A Discounted Gift Trust (DGT) is a type of UK trust arrangement usually set up in connection with an investment in either an onshore or offshore investment bond (insurance bond). It allows the gifting of a lump sum into a trust whilst retaining a lifelong 'income' from that money (technically withdrawals of capital), with the overarching aim of reducing the eventual inheritance tax (IHT) bill on death.

The name Discounted Gift Trust was coined by the life insurance industry. In strict legal terms, it is a type of Carve Out Trust.

==Tax treatment ==
Provided the settlor (the person making the gift into the trust) is in reasonable health, a calculation is made as to the likely total amount of 'income' that will be paid back to them by the trustees. This "bag of rights", normally known as the "discount", is deemed to be retained by the settlor. The remainder will be treated like any other gift into trust (a chargeable transfer (CT) in the case of a discretionary trust, or a potentially exempt transfer (PET) for a bare trust), leaving the IHT net after 7 years (or 14 years in some cases).
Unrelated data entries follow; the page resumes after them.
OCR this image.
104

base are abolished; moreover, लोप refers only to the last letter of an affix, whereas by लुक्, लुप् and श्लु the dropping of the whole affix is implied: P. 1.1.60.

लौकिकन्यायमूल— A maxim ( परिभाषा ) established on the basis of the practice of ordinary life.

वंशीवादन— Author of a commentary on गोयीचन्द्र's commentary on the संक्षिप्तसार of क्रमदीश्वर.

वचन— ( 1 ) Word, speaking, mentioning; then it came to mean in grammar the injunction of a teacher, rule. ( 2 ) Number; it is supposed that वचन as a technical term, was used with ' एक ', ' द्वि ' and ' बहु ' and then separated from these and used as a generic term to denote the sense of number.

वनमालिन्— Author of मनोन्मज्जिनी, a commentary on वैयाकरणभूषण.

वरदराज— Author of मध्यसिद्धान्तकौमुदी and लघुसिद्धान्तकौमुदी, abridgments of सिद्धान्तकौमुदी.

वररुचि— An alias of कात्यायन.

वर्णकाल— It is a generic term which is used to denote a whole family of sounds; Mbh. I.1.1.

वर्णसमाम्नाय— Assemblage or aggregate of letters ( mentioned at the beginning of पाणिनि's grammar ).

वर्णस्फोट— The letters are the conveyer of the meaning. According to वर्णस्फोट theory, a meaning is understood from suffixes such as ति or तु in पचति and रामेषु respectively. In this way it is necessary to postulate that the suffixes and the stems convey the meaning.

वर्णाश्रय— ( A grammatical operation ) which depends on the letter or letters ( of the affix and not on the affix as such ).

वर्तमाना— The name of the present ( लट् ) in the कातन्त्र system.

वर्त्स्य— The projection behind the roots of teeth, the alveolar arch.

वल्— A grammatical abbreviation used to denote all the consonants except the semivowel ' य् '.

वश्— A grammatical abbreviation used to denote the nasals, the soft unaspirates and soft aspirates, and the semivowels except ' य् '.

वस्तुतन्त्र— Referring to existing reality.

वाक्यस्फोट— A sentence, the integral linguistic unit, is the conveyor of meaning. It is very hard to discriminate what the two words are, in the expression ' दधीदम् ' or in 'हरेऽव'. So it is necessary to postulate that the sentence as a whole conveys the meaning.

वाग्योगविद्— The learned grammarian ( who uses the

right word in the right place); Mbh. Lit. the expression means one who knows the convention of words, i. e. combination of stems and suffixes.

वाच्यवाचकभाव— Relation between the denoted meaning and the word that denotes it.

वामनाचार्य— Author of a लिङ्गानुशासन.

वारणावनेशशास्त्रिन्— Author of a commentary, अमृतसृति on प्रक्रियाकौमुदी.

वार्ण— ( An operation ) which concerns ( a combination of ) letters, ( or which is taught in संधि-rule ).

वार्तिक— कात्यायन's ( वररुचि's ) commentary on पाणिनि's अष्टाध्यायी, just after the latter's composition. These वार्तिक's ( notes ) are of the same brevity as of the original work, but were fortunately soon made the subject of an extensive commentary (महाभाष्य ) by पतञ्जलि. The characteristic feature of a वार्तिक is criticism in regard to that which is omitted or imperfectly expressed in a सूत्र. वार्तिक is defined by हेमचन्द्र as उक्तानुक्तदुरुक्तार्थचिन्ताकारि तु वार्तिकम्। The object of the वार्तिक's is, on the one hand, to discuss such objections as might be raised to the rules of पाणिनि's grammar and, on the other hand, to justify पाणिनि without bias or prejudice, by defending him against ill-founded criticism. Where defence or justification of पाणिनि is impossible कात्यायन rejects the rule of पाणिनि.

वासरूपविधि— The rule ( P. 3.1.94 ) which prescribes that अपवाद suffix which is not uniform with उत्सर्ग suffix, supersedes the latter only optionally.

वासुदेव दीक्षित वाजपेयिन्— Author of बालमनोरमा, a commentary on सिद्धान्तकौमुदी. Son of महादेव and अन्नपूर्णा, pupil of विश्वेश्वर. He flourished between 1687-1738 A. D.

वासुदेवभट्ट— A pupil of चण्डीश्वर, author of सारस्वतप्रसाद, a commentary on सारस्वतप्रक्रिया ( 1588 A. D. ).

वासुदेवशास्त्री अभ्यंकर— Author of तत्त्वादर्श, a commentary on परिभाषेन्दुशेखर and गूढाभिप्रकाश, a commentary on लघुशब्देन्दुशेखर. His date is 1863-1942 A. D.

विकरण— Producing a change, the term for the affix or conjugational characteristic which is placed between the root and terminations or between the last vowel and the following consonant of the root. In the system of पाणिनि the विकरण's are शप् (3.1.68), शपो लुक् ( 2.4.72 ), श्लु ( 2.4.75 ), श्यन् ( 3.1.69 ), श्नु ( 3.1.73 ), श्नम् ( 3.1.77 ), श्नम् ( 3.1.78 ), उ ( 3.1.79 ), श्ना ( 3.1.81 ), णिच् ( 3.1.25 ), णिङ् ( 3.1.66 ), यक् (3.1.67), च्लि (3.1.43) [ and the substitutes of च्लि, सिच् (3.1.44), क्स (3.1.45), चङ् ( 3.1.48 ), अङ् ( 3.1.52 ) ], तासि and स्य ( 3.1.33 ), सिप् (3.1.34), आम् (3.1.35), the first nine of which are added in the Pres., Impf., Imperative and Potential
In the event of the settlor dying within seven years, this retained "bag of rights" should in theory be returned to their personal representatives. However, the accepted IHT treatment, as has been tested many times and accepted by HM Revenue and Customs (HMRC), is that this right to an income for life has no value once the settlor has died, and therefore no money has to be returned.

The effect is that the discount is deemed to leave their estate on day one of settlement of monies into the trust- the remainder will be treated like any other gift into trust and brought back into calculations if death occurs within 7 (in some cases 14) years. In effect, there is an immediate IHT reduction upon creation of a discounted gift trust.

A discounted gift trust can be a robust planning tool for citizens wishing to draw income from previous investments throughout their lifetime, with the goal of passing on the remainder to their beneficiaries, as this type of trust helps to reduce the amount of Inheritance Tax that may be required to pay.

==Example==
This is a simplified example:

Mr Smith gifts £100,000 into a discounted gift trust.

He selects £4,000 per year 'income' (withdrawals) for life.

Based on his age and gender and on HMRC guidelines (drafted with reference to mortality tables), his life expectancy is deemed to be 15 years.

£4,000 x 15 = £60,000 is the discount, or the amount of the gift which has technically been 'carved out' and retained (in reality this would be lowered a little to reflect the real cost of providing £4,000 over fifteen years assuming there is some return on capital held).

If he dies within seven years:

- The value of the "right to withdrawals for life", which started as £60,000, is now deemed to be nil (as he is dead). Thus, the £60,000 does not come back into play in the IHT calculation.

- The remaining £40,000 is brought back into the calculation for inheritance tax, reducing his nil rate band by this amount

Note - importantly - that Mr Smith will have no future access to any of the £100,000 capital - rather his only benefit will be the £4,000 per annum 'income'. Also, this 'income' is dependent on there being sufficient capital remaining in the investment so in this example 4% per annum net growth is needed just to stand still.